What lies beneath: Hydra provides cnidarian perspectives into the evolution of FGFR docking proteins.

机构信息

Morphology and Evolution of Invertebrates, Philipps University, FB17, Karl von Frisch Str. 8, 35032, Marburg, Germany.

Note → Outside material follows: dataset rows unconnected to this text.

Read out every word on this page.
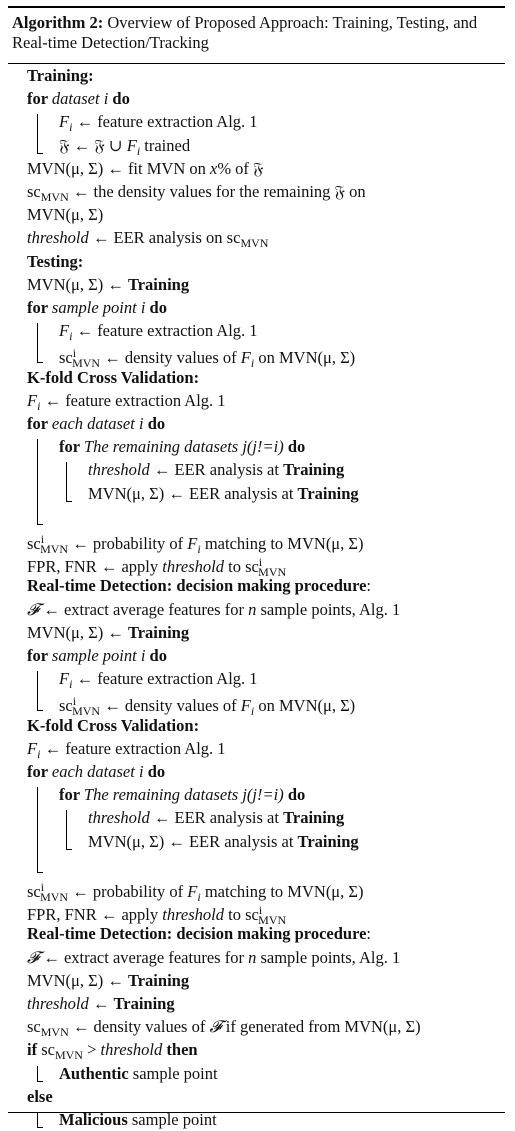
Algorithm 2: Overview of Proposed Approach: Training, Testing, and Real-time Detection/Tracking
Training:
for dataset i do
$F_i$ ← feature extraction Alg. 1
𝔉 ← 𝔉 ∪ $F_i$ trained
MVN(μ, Σ) ← fit MVN on x% of 𝔉
$sc_{MVN}$ ← the density values for the remaining 𝔉 on
MVN(μ, Σ)
threshold ← EER analysis on $sc_{MVN}$
Testing:
MVN(μ, Σ) ← Training
for sample point i do
$F_i$ ← feature extraction Alg. 1
$sc^i_{MVN}$ ← density values of $F_i$ on MVN(μ, Σ)
K-fold Cross Validation:
$F_i$ ← feature extraction Alg. 1
for each dataset i do
for The remaining datasets j(j!=i) do
threshold ← EER analysis at Training
MVN(μ, Σ) ← EER analysis at Training
$sc^i_{MVN}$ ← probability of $F_i$ matching to MVN(μ, Σ)
FPR, FNR ← apply threshold to $sc^i_{MVN}$
Real-time Detection: decision making procedure:
𝓕 ← extract average features for n sample points, Alg. 1
MVN(μ, Σ) ← Training
for sample point i do
$F_i$ ← feature extraction Alg. 1
$sc^i_{MVN}$ ← density values of $F_i$ on MVN(μ, Σ)
K-fold Cross Validation:
$F_i$ ← feature extraction Alg. 1
for each dataset i do
for The remaining datasets j(j!=i) do
threshold ← EER analysis at Training
MVN(μ, Σ) ← EER analysis at Training
$sc^i_{MVN}$ ← probability of $F_i$ matching to MVN(μ, Σ)
FPR, FNR ← apply threshold to $sc^i_{MVN}$
Real-time Detection: decision making procedure:
𝓕 ← extract average features for n sample points, Alg. 1
MVN(μ, Σ) ← Training
threshold ← Training
$sc_{MVN}$ ← density values of 𝓕 if generated from MVN(μ, Σ)
if $sc_{MVN}$ > threshold then
Authentic sample point
else
Malicious sample point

DFG Research Training Group, Membrane Plasticity in Tissue Development and Remodeling, GRK 2213, Philipps-Universität Marburg, Marburg, Germany.

出版信息

Dev Genes Evol. 2020 May;230(3):227-238. doi: 10.1007/s00427-020-00659-4. Epub 2020 Mar 20.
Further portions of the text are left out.